Analysis of metagenome-assembled viral genomes from the human gut reveals diverse putative CrAss-like phages with unique genomic features

Abstract

CrAssphage is the most abundant human-associated virus and the founding member of a large group of bacteriophages, discovered in animal-associated and environmental metagenomes, that infect bacteria of the phylum Bacteroidetes. We analyze 4907 Circular Metagenome Assembled Genomes (cMAGs) of putative viruses from human gut microbiomes and identify nearly 600 genomes of crAss-like phages that account for nearly 87% of the DNA reads mapped to these cMAGs. Phylogenetic analysis of conserved genes demonstrates the monophyly of crAss-like phages, a putative virus order, and of 5 branches, potential families within that order, two of which have not been identified previously. The phage genomes in one of these families are almost twofold larger than the crAssphage genome (145-192 kilobases), with high density of self-splicing introns and inteins. Many crAss-like phages encode suppressor tRNAs that enable read-through of UGA or UAG stop-codons, mostly, in late phage genes. A distinct feature of the crAss-like phages is the recurrent switch of the phage DNA polymerase type between A and B families. Thus, comparative genomic analysis of the expanded assemblage of crAss-like phages reveals aspects of genome architecture and expression as well as phage biology that were not apparent from the previous work on phage genomics.

Fig. 1. The crAss-like phage assemblage.

a Phylogenetic tree of the TerL protein of crAss-like phages. CrAss-like groups are marked with red color. Previously analyzed crAss-like sequences are highlighted in yellow. Cultured phages are marked with bold font. Numbers in green circles indicate genomes for which the gene conservation pattern is shown in c. b Some key genome features of CrAss-like cMAGs. In parentheses are numbers on distinct genomes (sharing <90% of similarity at the DNA level). c Pattern of gene conservation in crAss-like phages. TerL terminase large subunit, portal portal protein, gene77 putative structural protein (gene 77), MCP major capsid protein, gene75 putative structural protein (gene 75), gene74 putative structural protein (gene 74), gene73 putative structural protein (gene 73), IHF_54 IHF subunit (gene 54), IHF_53 IHF subunit (gene 53), Ttub Tail tubular protein (P22 gp4-like), Tstab tail stabilization protein (P22 gp10-like), gene49 uncharacterized protein (gene 49), gene86 putative structural protein (gene 86), PDDEXK PD-(D/E)XK family nuclease, DnaB phage replicative helicase, DnaB family, primase DnaG family primase, SNF2 SNF2 helicase, SF1 SF1 helicase, ATP_43b AAA domain ATPase, PolB DNA polymerase family B, PolA DNA polymerase family A, Thy1 thymidylate synthase, dUTP dUTPase, UDG Uracil-DNA glycosylase, MPP metallophosphatase, Rep_Org replisome organizer protein, RNR ribonucleotide reductase, phage_O bacteriophage replication protein O (gene10 of IAS virus), gene48b phage endonuclease I, dNK deoxynucleotide monophosphate kinase.

Fig. 2. Genome organizations of representative crAss-like phages.

The circular genomes were linearized by breaking the circle after the transcription gene block. Conserved proteins are abbreviated as in Fig. 1c; RNApB’ marks the conserved DxDxD motif of the large RNAP subunit homologous to the bacterial β’ subunit.

Fig. 3. Transcription gene block in crAss-like phages.

The predicted genes are shown by empty block arrows, and recognized conserved domains are indicated by colored rectangles. Vertical bars indicate in-frame stop codons.

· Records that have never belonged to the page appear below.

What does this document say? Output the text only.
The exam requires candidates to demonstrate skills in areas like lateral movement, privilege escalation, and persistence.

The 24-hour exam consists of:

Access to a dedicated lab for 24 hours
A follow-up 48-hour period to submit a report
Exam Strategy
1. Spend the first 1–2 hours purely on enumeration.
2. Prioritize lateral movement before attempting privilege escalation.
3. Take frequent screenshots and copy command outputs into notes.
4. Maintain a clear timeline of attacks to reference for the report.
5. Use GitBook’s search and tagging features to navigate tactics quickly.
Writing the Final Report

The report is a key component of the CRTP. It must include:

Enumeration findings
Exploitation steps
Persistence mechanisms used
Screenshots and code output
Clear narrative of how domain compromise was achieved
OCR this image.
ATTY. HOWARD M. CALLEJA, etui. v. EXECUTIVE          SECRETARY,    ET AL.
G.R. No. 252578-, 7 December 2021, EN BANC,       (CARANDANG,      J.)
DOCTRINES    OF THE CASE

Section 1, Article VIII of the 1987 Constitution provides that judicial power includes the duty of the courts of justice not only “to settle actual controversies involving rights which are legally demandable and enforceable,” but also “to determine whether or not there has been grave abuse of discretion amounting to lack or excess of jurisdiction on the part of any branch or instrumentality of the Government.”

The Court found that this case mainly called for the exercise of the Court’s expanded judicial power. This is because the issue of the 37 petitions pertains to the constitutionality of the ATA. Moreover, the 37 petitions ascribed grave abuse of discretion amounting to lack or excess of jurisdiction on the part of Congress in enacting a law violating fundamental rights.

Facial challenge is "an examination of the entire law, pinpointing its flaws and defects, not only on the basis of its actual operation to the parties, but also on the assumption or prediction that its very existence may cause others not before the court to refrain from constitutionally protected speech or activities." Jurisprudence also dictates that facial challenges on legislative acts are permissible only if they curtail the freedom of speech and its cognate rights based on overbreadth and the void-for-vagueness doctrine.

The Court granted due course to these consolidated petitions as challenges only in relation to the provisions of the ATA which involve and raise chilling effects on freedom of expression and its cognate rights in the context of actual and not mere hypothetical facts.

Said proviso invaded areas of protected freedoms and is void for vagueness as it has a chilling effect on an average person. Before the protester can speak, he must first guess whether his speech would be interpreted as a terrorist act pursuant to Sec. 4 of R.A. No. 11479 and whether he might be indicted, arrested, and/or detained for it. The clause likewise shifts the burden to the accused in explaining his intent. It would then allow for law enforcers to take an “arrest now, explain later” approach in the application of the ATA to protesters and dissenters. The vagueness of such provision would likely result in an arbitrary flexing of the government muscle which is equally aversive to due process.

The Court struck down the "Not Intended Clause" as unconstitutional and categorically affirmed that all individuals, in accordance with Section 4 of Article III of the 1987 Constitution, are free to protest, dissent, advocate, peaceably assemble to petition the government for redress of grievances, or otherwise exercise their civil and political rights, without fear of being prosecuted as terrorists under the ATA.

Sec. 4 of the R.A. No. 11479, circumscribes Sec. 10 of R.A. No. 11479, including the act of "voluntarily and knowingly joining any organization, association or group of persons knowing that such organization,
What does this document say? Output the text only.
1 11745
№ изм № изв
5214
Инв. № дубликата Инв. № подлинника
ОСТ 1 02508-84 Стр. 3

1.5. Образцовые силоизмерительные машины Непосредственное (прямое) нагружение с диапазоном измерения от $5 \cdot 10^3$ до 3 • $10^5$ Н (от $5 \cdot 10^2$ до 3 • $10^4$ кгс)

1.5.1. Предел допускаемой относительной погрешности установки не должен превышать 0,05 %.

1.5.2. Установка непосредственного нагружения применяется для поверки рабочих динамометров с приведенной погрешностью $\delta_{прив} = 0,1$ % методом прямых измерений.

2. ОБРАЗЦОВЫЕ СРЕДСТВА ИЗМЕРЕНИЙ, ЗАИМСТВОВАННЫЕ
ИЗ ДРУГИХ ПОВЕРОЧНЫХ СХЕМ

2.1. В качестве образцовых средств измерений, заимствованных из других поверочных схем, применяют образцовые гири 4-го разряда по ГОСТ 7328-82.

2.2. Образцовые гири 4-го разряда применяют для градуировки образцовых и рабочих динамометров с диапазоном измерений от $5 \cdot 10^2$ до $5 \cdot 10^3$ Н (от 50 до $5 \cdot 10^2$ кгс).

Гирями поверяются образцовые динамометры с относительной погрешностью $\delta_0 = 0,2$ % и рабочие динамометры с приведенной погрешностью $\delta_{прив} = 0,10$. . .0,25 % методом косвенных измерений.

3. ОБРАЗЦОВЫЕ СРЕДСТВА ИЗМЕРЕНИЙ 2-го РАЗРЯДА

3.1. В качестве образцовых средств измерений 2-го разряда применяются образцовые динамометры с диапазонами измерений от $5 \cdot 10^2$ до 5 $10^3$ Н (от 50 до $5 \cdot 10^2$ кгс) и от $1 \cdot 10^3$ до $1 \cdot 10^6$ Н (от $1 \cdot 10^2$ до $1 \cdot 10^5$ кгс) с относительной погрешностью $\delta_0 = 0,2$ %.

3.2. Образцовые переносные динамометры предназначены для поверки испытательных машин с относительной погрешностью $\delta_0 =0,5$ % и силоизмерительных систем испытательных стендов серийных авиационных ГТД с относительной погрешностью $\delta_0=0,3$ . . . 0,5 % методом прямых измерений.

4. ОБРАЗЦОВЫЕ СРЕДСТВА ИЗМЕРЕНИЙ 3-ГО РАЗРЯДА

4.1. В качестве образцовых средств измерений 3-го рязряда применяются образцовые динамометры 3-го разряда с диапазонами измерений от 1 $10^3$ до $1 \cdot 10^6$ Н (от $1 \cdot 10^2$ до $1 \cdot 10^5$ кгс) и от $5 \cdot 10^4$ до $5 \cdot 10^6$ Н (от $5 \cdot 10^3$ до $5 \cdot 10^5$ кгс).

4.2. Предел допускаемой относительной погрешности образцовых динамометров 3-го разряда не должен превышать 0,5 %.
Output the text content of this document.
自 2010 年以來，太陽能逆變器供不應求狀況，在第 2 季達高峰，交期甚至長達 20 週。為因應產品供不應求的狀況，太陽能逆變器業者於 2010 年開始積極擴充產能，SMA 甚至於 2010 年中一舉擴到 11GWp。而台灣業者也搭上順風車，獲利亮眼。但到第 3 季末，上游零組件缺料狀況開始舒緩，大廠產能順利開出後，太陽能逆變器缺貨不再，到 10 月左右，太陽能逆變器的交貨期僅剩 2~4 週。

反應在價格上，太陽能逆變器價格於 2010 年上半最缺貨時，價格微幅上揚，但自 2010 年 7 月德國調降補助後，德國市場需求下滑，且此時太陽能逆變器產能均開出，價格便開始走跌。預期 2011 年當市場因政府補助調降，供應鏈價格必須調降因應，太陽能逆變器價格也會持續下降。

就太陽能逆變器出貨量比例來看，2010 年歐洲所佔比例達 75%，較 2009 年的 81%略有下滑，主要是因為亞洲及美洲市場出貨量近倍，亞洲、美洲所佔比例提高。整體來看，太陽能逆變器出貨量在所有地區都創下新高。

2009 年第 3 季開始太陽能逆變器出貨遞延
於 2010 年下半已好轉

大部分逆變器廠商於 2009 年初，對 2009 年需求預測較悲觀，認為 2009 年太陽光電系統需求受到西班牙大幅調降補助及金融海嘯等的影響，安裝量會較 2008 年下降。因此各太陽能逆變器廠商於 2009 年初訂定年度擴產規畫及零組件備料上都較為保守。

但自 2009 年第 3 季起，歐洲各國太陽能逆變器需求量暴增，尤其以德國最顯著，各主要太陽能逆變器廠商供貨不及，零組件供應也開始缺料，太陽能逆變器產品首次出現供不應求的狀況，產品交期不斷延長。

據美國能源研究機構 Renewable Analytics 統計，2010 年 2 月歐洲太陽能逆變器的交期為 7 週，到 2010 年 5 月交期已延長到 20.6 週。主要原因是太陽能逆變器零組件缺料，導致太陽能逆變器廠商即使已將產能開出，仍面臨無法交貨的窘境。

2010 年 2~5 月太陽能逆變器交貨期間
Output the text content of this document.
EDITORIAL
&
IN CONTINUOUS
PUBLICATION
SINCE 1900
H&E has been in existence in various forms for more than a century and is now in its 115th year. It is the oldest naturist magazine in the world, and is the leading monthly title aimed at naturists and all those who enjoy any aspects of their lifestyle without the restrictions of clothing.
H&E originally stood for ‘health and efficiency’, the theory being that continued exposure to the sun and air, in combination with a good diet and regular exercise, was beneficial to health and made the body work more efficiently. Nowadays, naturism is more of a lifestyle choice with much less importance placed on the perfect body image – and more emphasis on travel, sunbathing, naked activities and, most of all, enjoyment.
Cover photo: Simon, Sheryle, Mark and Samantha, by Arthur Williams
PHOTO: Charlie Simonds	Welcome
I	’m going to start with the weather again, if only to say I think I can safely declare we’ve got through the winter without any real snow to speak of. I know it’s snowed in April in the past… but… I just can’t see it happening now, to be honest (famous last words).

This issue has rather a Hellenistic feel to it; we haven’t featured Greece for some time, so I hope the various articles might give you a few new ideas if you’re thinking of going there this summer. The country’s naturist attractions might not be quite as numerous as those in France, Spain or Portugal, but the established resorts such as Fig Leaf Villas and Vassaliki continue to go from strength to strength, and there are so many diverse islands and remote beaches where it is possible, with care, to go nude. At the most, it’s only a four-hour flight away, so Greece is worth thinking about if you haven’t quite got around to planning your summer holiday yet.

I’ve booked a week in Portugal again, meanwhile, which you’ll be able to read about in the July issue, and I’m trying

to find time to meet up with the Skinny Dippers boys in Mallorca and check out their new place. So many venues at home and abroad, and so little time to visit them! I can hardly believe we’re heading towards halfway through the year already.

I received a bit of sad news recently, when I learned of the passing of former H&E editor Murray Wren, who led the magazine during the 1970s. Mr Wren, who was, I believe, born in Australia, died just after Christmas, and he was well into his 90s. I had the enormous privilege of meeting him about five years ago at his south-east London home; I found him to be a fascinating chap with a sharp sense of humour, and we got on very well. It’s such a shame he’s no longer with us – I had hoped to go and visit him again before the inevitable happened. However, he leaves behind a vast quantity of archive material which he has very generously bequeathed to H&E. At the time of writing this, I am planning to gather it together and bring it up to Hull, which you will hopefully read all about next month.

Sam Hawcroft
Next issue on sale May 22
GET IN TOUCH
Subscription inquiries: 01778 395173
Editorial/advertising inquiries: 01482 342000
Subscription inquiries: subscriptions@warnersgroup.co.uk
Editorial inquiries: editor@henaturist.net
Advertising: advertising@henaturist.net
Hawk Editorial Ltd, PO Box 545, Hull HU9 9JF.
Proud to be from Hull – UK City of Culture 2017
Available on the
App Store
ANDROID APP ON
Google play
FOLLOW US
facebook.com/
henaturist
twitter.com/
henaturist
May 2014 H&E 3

LAGLIDADG is intron-encoded endonuclease maturase.

Fig. 4. Rarefaction analysis of the crAss-like phage pangenome.

The results of 1001 rarefaction runs for 110 representative genomes are shown. The black line shows the median, and the gray lines show the 5 and 95 percentiles.

Fig. 5. The crAss-like phages dominate the human gut virome.

The schematic shows the fractions of sequence reads mapped to different groups of virus genomes. The total represents 49,540,005 reads mapped to virus sequences.

Fig. 6. DNA polymerase switches in the evolution of crAss-like phages.

The left panel shows a schematic phylogenetic tree of TerL for the entire crAss-like phage assemblage, with the branches collapsed into triangles. The right panels show the expanded beta and zeta branches. The portions of the triangles (left panel) and the tree leaves (right panels) are colored by the DNAP type, red for PolA and purple for PolB.

Fig. 7. Examples of stop codon reassignments, intein, and self-splicing intron insertions in conserved genes of crAss-like phages.

Horizontal lines denote co-directed reading frames in the nucleotide sequence; short vertical bars indicate standard stop codons (red: TAG, green: TGA, blue: TAA); colored shapes indicate domains or domain fragments, mapped to the nucleotide sequence.